Brokerages recommended it was not the time to buy power shares as power suppliers looked set to face a tough year.

Power engineers work on cables on the main street in Ho Chi Minh City. Brokers recommend it is not the time to buy power shares now (Photo:Minh Tri)

Power shares have dropped sharply for two years, plunging by an average of more than 21 percent compared with a 2 percent decrease of the VN-Index.

Leading listed names in the power industry including Pha Lai Thermal Power Joint Stock Company (PPC) and Vinh Son - Song Hinh Hydropower Joint Stock Company (VSH) fell 32 percent and 23 percent respectively.

On the Ho Chi Minh Stock Exchange on Feb 28th, PPC remained unchanged at VND11,700 and VSH edged down less than 1 percent to close at VND 12,200. The benchmark VN-Index fell 1.21 percent to end at 461.37.

Financial experts said the companies were in difficult since their hydropower plants struggled in a long dry season and their loans in dollar became bigger due to the stronger greenback.

They also noticed that those plants could not be in full-capacity output as they were in the maintaining period. The power consumption in 2011, meanwhile, is expected to move up by 17.6 percent.

Vinh Son - Song Hinh Hydropower JSC and Thac Ba Hydopower JSC (TBC) expect to improve their earning results as the retail power price is set to move up next month.

Vinh Son - Song Hinh Hydropower JSC and Thac Ba Hydopower JSC (TBC) expect to improve their earning results as the retail power price is set to move up next month.

Vietnam intends to  increase the cost of average household electricity by around 18 percent next month. Prime Minister Nguyen Tan Dung said early this month factories and other major energy consumers must cut power use by at least 1 percent, Vietnam News reported.

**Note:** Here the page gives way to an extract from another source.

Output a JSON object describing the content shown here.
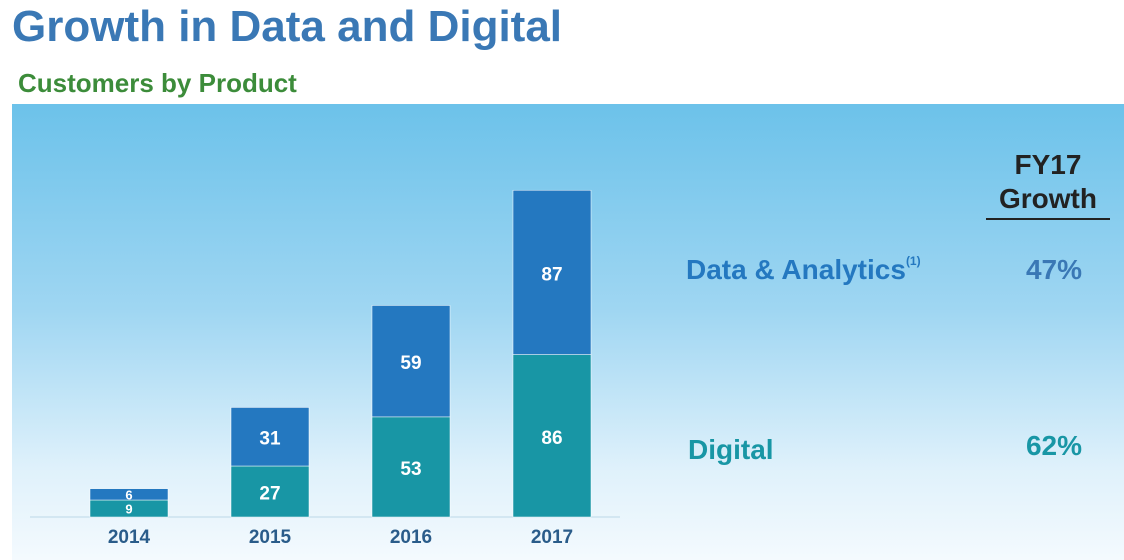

The profit growth of state-owned Electricity of Vietnam, known as EVN, is low, at 1 percent to 3 percent a year, on low retail prices, according to a statement on the government’s website.

EVN sells electricity at 30 percent to 40 percent lower than production cost, it said. The company buys electricity from China at 5.3 to 14 US cents per kilowatt-hour

However, analysts said the increasing retail price will help improve sales of power distributors, not producers. The return rate will depend on the price of EVN.

Saigon Securities Incorporation (SSI), the country’s biggest brokerage on the HCMC bourse, said difficulties of listed power producers would be solve as the government removes the monopoly of the electricity industry.

Financial experts from the Hanoi-based brokerage VNDirect said power shares, which are in a state-owned industry, would hardly slump further thanks to their high dividend rates and attractive prices.

“The market cap of power companies are lower than a value of a power plant, which makes power shares attractive investments in mid- and long-term,” said a broker in a HCMC-based securities firm.